Mais l'évocation de ces festins ne faisait que me donner plus faim encore et me rendre plus grincheuse. Je finissais par le rabrouer:
- Bouge-toi, Babak!
Je l'entraînais dans le dédale de couloirs souterrain et nous sortions pour aller aux portes de Rhagae.
- Les rêves, ça ne se mange pas, avais-je coutume de lui rappeler.
Mais là, j'avais tort. Les rêves peuvent vraiment vous nourrir et vous permettre aussi de faire dans la vie réelle des voyages lointains vers des endroits qui passent l'imagination.
Je le sais bien, car c'est ce qui nous est arrivé.
Hé bien voilà un premier paragraphe qui nous en dit juste assez mais pas trop (comme une bonne bande-annonce): on va nous raconter les aventures d'un petit frère (Babak) et d'une grande soeur (Mitra, mais il ne faut pas oublier de l'appeler Ramin, parce qu'elle fait semblant d'être un garçon - elle s'est rasé la tête, et porte des habits de garçon; comme en plus elle est toute maigre, ça ne se voit pas que c'est une fille, ça vaut mieux parce que ça pourrait lui causer des problèmes). Et puis c'est plus pratique pour courir, se cacher et voler de quoi manger. On n'a pas toujours des melons et des olives:
Le vin était amer, le pain rassis et le fromage commençait à moisir. Je m'en moquais bien. Ça étanchait ma soif et me remplissait le ventre.
Il y a des méchants très très méchants, mais ils n'occupent pas trop de place. Il y a des gentils très gentils, mais pas le genre de gentil qui se la raconte "je suis le gentil, alors c'est à moi que les choses les plus intéressantes doivent arriver": sagement, l'auteur place certaines de ces choses les plus intéressantes un peu en retrait, à la limite du champ de vision des protagonistes. Entre gentils et méchants, beaucoup de personnages se situent dans la fameuse zone grise (même l'héroïne, en fait): ça rend certaines choses moins évidentes: ça aussi ça contribue à rendre l'histoire intéressante.

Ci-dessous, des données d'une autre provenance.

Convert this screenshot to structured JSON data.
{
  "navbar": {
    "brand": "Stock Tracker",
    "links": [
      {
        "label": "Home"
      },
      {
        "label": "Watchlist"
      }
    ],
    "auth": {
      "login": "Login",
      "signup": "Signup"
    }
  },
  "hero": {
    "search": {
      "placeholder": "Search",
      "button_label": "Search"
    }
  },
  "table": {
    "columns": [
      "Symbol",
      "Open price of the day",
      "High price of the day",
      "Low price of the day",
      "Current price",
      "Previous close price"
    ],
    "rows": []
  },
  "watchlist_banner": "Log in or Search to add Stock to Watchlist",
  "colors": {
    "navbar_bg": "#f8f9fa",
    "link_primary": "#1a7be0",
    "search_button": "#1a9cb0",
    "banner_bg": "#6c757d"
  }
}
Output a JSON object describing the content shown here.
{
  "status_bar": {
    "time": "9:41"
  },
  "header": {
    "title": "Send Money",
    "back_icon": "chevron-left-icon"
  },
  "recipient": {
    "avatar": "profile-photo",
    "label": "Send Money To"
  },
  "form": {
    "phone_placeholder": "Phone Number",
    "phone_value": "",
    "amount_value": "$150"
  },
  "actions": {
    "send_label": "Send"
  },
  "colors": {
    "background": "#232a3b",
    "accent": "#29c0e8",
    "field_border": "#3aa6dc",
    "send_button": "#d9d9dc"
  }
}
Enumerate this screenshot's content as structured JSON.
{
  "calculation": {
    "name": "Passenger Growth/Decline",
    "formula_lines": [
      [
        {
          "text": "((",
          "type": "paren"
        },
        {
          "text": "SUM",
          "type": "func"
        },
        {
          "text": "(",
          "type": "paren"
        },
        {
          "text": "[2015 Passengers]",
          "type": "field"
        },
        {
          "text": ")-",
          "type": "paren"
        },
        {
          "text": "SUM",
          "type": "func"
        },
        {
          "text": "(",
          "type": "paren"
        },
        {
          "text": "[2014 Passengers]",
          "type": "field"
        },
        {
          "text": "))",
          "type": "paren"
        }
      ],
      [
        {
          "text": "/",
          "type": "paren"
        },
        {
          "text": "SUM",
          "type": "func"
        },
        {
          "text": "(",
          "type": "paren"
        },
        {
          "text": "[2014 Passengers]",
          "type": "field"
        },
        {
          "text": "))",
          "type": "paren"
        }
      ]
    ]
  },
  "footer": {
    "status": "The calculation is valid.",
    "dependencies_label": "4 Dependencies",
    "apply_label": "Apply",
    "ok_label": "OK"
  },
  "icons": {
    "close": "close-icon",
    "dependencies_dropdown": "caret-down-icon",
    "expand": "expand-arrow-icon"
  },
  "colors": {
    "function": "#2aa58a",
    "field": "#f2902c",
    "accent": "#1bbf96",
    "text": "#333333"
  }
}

Y a-t-il des éléments qui enferment ce livre dans la catégorie "roman pour la jeunesse"? Bon, parfois des préoccupations didactiques (ce n'est pas de la pure fantasy; ça se passe dans un pays et à une époque qui ont vraiment existé, et l'auteur ne nous laisse pas oublier qu'elle s'est documentée!) ralentissent un peu le rythme du récit, mais pas trop. Parfois aussi, ce sont des ficelles un peu grosses qui mettent en mouvement le mécanisme de l'histoire: mais quand on a dix ans (j'ai, en fait, un peu plus de dix ans, mais je me souviens parfaitement de ce que j'aimais à cet âge) ça ajoute au charme de la lecture, de pouvoir se dire de temps en temps; "oh, là, je devine tout seul comme un grand ce qui va arriver au prochain chapitre!"...
Une des choses les plus réussies du livre, c'est la façon dont le monologue intérieur de Mitra nous laisse deviner, progressivement, par très petites touches, par quels changements elle passe entre la première et la dernière page. Mitra est-elle un "narrateur fiable"? À peu près, mais ses perceptions sont faussées par la présence d'un gros "point aveugle" (et le "point aveugle", qu'on emploie ce terme au sens propre ou au sens figuré, il se trouve toujours au milieu du champ de vision).
Une autre réussite (euh... vous avez sans doute déjà compris, attentifs lecteurs, que j'ai pris plaisir à la lecture de ce petit livre sans prétention?): les passages où l'on trouve du réconfort dans des choses simples.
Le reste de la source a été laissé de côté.